Lu, whose work as a graduate student was instrumental in all three papers and wrote his dissertation on this project, plans to continue working with Lin on further improving the MOFs for PDT cancer treatment. In fact, he and others in the Lin group just submitted another paper detailing the next step for this technology overcoming one of the biggest flaws in PDT: the limited penetration of visible light into tissue. For this reason, PDT as it is now can only be used for tumors very close to the surface of the skin. By using higher energy radiation that can pass much further through tissue, such as X-rays, to target cancer deeper within the body, the Lin group hopes to eventually use MOF mediated PDT to treat a wide range of solid tumors. Lin hopes to begin clinical trials by next year.

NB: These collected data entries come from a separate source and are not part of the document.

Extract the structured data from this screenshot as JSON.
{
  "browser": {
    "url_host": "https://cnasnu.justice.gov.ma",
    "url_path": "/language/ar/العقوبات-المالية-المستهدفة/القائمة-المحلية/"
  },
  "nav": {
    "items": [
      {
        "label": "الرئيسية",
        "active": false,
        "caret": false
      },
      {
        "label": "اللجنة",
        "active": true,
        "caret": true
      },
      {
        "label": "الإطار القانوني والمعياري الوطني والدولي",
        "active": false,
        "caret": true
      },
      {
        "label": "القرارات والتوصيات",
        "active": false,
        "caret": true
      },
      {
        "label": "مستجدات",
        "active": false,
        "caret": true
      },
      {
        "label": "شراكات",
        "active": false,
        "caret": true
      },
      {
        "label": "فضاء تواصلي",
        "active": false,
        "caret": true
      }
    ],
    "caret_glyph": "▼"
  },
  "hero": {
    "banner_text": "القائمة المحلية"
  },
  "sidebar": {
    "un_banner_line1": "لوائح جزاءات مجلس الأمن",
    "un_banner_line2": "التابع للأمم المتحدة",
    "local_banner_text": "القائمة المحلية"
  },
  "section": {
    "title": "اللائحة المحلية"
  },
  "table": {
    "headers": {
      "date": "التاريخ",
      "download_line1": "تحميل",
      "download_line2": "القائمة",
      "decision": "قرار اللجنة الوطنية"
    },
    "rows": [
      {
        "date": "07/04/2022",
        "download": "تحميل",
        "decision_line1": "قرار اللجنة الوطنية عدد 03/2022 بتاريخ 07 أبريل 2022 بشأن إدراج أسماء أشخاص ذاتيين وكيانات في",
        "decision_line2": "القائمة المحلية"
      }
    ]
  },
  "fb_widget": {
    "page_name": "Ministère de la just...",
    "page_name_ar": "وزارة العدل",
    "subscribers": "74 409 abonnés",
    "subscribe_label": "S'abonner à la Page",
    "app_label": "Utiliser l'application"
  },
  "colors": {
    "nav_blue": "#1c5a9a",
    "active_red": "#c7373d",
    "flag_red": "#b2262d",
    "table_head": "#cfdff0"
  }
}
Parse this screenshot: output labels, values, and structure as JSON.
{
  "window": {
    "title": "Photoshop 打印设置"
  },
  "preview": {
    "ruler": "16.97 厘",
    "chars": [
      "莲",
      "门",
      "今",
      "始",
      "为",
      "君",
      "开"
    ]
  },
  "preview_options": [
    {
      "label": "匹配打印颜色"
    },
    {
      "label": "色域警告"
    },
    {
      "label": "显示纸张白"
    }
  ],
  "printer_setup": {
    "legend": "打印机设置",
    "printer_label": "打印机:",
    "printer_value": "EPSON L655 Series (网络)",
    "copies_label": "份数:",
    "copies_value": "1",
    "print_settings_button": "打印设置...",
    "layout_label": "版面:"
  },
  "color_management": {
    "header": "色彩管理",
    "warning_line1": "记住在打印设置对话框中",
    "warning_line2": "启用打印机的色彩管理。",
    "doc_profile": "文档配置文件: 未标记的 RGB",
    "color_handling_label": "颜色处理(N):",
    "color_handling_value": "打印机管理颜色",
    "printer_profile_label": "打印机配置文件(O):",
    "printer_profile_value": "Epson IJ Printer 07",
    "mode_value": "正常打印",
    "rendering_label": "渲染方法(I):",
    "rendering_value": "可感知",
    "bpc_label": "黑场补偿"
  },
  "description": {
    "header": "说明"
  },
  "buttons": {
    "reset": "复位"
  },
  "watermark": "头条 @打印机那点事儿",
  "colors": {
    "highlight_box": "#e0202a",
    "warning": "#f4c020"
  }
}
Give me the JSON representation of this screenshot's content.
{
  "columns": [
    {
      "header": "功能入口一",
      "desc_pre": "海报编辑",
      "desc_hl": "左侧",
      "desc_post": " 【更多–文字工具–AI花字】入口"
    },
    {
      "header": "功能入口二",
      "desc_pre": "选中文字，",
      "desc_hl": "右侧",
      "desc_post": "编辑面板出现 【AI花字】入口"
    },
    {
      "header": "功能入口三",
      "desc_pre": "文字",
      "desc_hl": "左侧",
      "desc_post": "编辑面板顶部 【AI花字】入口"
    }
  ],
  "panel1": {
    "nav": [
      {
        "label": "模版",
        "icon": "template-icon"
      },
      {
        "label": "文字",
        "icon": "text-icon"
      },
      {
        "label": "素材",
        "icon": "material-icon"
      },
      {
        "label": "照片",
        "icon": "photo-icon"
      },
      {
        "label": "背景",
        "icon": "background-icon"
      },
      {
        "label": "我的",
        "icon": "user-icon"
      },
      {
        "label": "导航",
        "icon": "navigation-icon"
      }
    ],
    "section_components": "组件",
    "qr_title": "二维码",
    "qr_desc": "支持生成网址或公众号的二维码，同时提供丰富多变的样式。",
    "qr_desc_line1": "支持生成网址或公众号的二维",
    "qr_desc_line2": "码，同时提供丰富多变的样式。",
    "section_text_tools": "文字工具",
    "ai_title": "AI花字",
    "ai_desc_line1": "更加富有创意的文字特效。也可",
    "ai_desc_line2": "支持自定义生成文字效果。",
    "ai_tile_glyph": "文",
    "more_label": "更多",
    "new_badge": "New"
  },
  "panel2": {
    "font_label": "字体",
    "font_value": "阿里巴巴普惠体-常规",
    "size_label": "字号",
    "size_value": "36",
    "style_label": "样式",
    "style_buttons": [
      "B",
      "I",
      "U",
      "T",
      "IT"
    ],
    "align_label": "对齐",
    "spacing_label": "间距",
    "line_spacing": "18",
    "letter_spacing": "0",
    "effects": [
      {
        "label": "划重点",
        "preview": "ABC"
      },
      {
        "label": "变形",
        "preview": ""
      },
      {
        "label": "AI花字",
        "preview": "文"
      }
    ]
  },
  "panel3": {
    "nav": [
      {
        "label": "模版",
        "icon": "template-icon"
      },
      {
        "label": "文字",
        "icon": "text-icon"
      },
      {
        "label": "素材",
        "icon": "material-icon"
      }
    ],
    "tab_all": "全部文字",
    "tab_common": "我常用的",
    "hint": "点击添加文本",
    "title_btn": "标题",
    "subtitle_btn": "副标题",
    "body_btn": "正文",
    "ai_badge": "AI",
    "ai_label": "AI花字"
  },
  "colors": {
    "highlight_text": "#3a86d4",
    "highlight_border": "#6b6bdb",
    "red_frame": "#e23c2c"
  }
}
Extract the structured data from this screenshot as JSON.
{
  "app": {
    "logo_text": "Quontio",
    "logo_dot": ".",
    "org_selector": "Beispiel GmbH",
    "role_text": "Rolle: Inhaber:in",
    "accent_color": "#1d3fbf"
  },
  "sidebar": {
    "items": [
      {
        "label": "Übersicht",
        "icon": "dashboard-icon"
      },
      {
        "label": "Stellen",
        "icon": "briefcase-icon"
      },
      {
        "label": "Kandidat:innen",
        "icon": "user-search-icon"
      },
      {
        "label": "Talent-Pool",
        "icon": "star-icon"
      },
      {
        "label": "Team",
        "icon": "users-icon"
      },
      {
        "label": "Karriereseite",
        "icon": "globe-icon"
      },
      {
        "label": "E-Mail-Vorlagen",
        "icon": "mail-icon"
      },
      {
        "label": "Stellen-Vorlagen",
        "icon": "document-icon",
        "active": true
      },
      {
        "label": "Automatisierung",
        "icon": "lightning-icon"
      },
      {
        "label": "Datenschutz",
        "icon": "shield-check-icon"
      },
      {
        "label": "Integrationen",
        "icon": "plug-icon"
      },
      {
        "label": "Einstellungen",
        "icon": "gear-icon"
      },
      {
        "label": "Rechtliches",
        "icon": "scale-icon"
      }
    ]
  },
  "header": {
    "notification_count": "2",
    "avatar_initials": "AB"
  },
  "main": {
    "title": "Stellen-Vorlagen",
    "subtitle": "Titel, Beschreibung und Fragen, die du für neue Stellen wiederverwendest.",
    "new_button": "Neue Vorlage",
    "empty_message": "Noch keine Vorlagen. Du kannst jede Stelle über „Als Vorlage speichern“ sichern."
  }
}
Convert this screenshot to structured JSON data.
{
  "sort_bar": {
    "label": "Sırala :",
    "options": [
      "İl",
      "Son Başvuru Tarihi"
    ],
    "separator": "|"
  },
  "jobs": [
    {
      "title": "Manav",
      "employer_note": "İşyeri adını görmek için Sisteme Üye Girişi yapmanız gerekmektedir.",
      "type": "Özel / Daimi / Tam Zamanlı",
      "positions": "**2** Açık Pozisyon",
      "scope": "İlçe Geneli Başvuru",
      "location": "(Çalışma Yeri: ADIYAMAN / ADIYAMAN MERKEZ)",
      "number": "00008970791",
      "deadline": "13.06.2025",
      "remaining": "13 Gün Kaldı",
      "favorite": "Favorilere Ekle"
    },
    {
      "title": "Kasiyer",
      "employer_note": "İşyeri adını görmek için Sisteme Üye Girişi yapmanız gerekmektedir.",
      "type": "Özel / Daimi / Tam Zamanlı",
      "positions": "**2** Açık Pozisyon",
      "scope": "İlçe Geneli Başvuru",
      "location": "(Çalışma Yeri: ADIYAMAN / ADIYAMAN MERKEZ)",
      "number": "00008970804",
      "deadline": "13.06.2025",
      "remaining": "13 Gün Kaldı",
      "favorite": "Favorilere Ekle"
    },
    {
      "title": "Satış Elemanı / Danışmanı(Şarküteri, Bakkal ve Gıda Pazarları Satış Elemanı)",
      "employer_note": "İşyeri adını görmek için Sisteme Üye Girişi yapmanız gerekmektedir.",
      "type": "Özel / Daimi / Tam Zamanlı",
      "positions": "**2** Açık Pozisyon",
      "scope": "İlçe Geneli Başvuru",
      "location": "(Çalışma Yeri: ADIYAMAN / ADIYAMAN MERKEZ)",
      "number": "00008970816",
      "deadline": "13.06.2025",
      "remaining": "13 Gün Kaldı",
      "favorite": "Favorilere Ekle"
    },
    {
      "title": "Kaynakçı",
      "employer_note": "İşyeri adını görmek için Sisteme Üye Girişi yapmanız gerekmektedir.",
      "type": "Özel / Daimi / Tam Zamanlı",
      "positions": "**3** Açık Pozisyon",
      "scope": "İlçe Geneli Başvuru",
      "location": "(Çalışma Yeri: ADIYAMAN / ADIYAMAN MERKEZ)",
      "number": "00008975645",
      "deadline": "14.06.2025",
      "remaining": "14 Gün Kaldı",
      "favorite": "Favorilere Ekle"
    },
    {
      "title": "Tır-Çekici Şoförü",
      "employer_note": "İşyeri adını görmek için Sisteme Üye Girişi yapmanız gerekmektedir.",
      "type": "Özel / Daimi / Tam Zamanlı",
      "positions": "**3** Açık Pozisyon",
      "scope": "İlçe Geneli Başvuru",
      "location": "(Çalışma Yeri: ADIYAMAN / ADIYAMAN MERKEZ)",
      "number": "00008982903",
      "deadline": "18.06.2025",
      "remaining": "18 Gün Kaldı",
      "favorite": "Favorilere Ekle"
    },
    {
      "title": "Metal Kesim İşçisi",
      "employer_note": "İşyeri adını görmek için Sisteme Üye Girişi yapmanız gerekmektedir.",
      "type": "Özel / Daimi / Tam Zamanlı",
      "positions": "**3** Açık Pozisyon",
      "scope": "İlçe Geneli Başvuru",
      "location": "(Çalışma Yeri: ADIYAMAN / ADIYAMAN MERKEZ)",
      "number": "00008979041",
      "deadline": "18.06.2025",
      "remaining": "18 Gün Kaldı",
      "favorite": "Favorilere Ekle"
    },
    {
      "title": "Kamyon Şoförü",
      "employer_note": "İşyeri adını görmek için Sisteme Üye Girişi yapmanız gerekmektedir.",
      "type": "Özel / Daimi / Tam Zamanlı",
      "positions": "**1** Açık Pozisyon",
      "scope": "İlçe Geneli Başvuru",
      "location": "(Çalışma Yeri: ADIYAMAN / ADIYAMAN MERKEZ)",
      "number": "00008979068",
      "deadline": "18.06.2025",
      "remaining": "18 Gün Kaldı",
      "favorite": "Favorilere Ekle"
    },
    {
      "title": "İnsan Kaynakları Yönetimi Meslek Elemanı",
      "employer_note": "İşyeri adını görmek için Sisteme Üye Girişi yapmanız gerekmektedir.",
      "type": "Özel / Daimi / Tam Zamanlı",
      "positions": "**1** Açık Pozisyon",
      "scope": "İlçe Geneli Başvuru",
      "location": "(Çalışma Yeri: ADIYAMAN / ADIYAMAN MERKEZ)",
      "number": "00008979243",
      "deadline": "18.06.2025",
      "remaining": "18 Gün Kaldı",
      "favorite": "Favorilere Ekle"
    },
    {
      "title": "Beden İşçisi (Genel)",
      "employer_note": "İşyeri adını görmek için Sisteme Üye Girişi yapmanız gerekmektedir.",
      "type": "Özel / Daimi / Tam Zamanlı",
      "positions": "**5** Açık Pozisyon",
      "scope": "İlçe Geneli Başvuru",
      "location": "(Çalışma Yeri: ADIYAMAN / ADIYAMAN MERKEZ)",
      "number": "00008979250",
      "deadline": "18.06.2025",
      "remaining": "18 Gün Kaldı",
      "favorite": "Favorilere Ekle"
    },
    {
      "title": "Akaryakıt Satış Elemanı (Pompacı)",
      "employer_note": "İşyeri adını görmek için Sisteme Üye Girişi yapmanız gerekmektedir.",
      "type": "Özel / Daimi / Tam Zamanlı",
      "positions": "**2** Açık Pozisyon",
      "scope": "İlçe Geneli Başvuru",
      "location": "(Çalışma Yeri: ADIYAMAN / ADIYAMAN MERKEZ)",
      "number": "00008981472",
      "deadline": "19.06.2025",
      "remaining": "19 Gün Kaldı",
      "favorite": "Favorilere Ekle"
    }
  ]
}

The Lin group's exploration of new cancer treatments is not limited to MOFs, however. In a recent paper published in Nature Communications, the group describes a related project that employs nanoparticles instead of MOFs as a delivery system for two compounds: a photosensitizer and oxaliplatin, a traditional chemotherapy drug. By adding a checkpoint blockade therapy drug into the mix, the group saw potent anti-tumor immune responses in both treated and untreated tumors and clearance of the cancerous cells. Taken together, the results of the MOF and nanoparticle studies demonstrate the power of combination therapy for combating cancer using two innovative drug delivery technologies.
Additional authors on the paper include Chunbai He, Nining Guo, Christina Chan, Kaiyuan Ni, and Ralph Weichselbaum.